Over the past 20 years, reality TV shows have dominated our screens. One of the earliest reality shows was ‘Sylvania Waters’, which hit the airways in the early 1990s. A film crew spent over two months in the home of an ordinary couple who were supposedly living an ordinary life in an ordinary suburb on the Gold Coast. It was meant to demonstrate how ordinary people live. I can remember watching for 10 minutes one day and thinking to myself, “Well, that’s 10 minutes I’ll never get back!”
Recently, I read about a 2005 exhibition at the London Zoo that went one step further in this obsession with the ‘ordinary’. The four-day exhibit was called ‘Humans in their Natural Environment.’ To help zoo patrons understand the humans (picked from an on-line contest), the zoo staff created signs detailing their diet, habitat and threats. According to the exhibition’s curator, one of the goals of the exhibit was to downplay the uniqueness of human beings.
Polly Wills, spokesperson for the zoo, said, “Seeing people in a different environment, among other animals teaches members of the public that the human is just another primate," Wills went on to say, "A lot of people think humans are above all other animals. When they see humans as animals here, it reminds us that we're not that special."
One of the participants in the exhibition agreed and also remarked, “We humans are really not that special!”
What a stark contrast to the words recorded in Psalms 139, where King David writes;
“For you created my innermost being, you knit me together in my mother’s womb, I praise You because I am fearfully and wonderfully made; Your works are wonderful, I know that full well.” – Psalm 139:14-15
In this incredibly reflective Psalm, David begins by celebrating God’s intimate knowledge of him and God’s all-encompassing presence. Like the master weaver, God not only formed the intricacies of David’s internal and external features, but also made us with a living soul, giving us spiritual life with the ability to intimately relate to God. As David contemplates God’s handiwork, he responds with a deep sense of awe, wonder and praise.

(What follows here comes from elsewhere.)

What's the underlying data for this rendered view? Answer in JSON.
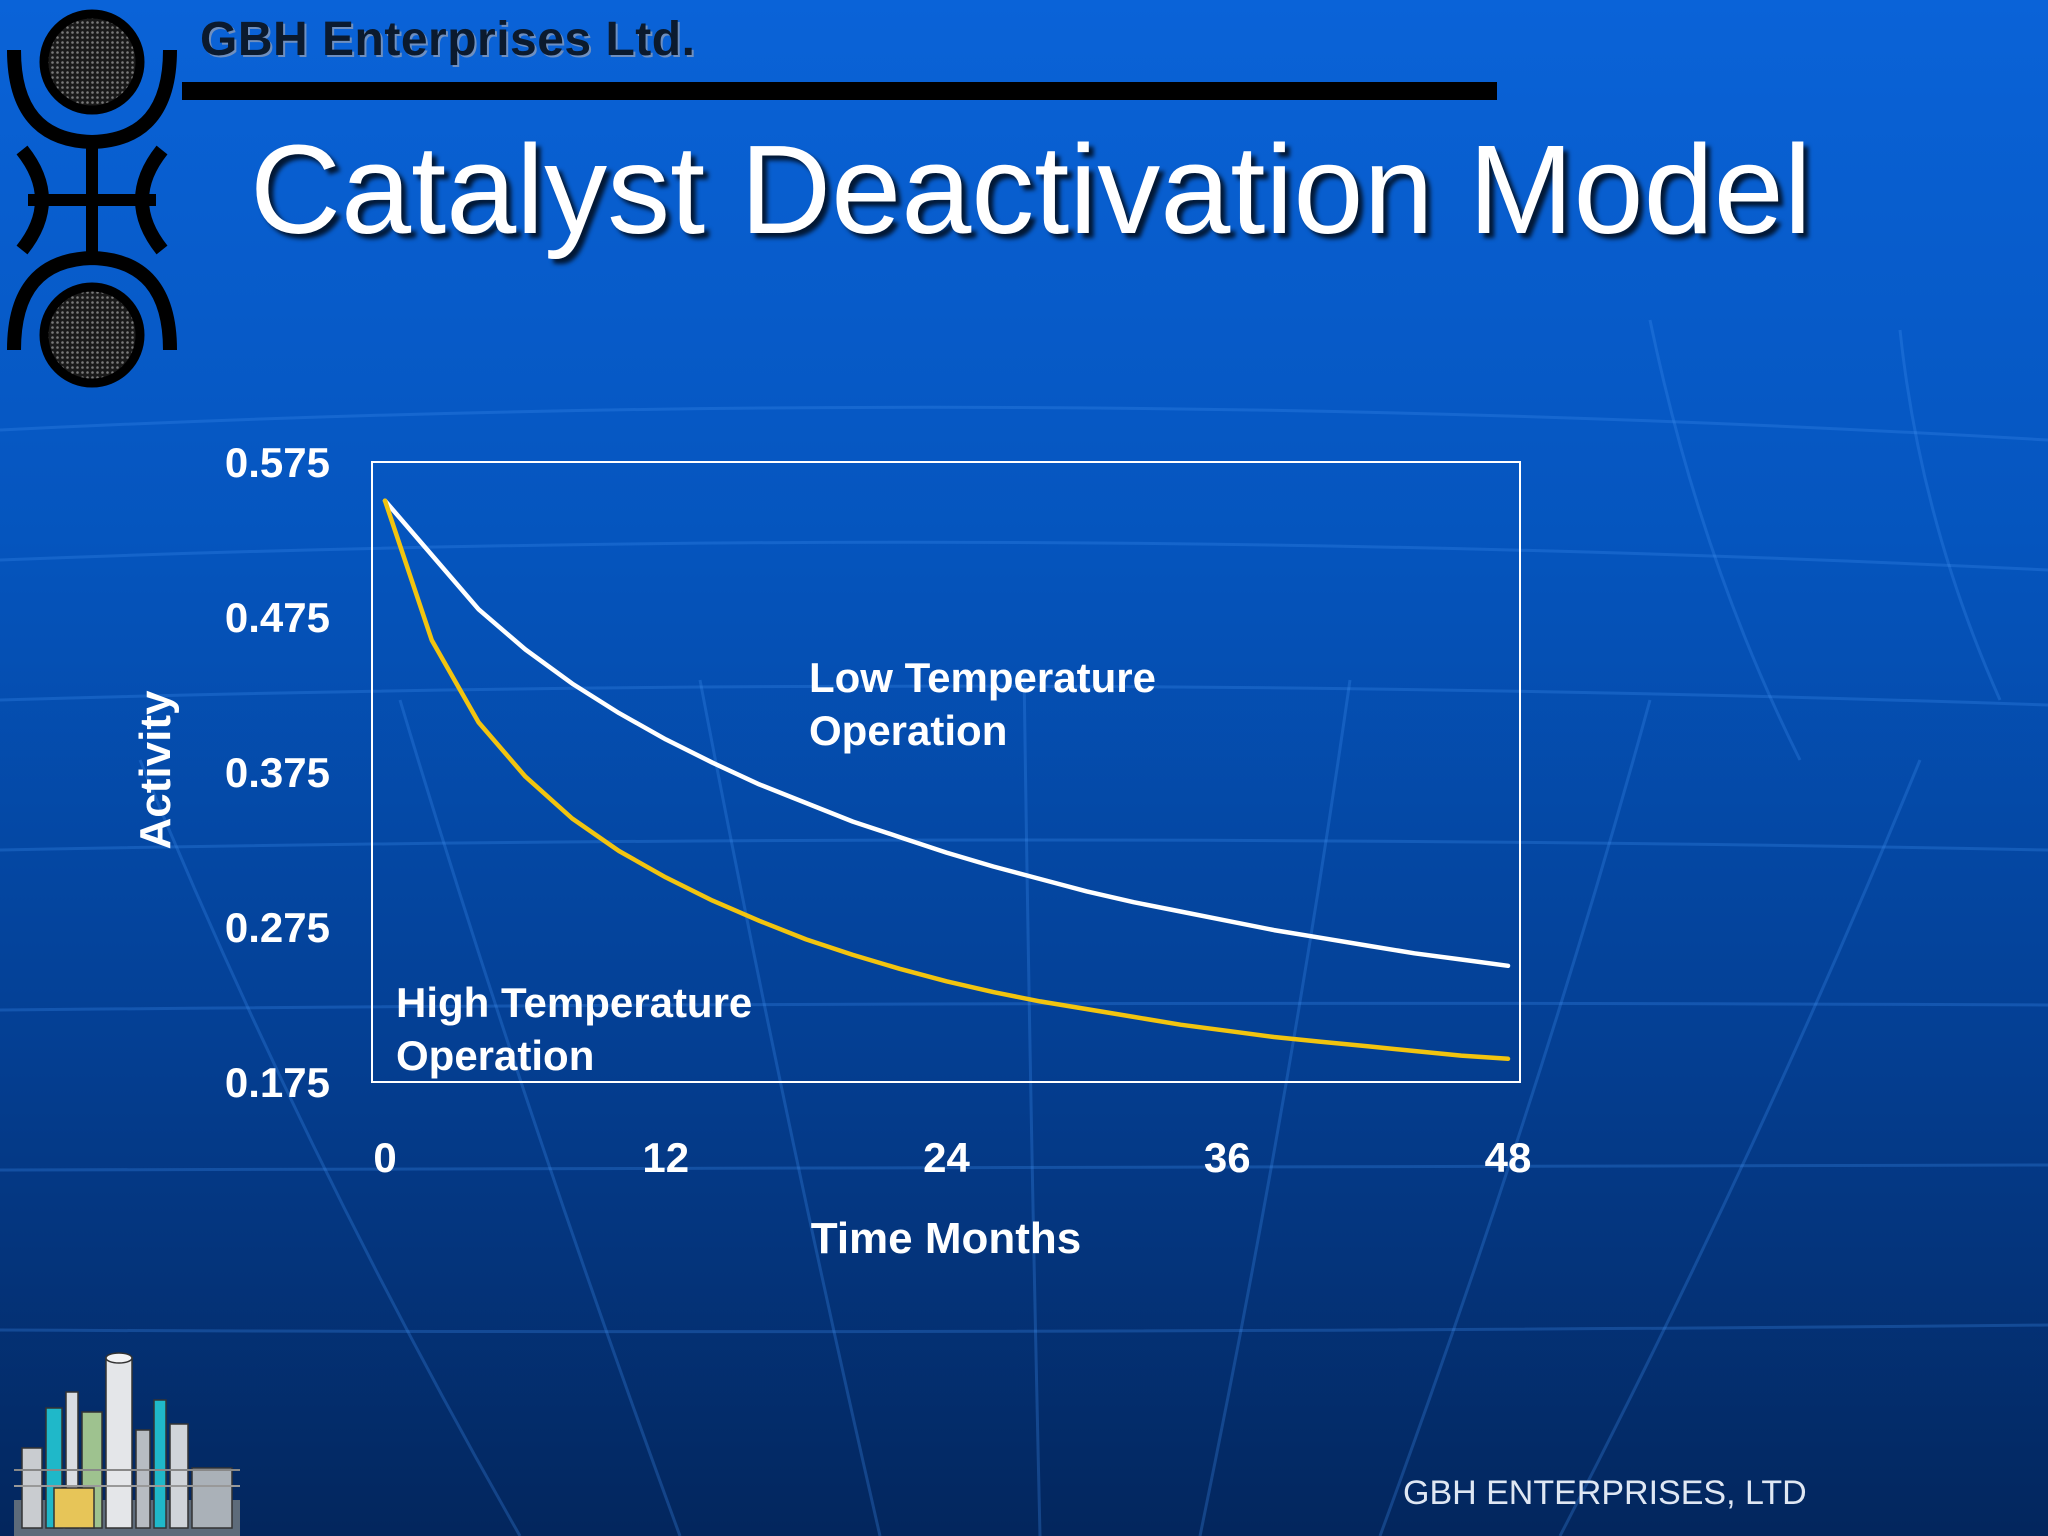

David’s Psalm declares that human beings are special! David wants us to understand and appreciate that we are special simply because God has created us with marvellous uniqueness and the awesome ability to have an intimate, personal relationship with Him.
There are many ways this world would try to tell us we are no more significant or different to any other animal species on this planet. Therefore, we have nothing we can be thankful for, nor should we think there is anything unique about us.
Yet the very thing I would desire is that each student at Heathdale will not only know, but experience deep within their beings, that each and every one of us is marvellously unique. Not because we are superior to any other species on the planet but because we are God’s. We are the result of His workmanship, of His loving hands!
As you travel through this day, may each of us see ourselves in the same manner God sees us. We are marvellously unique because we are His!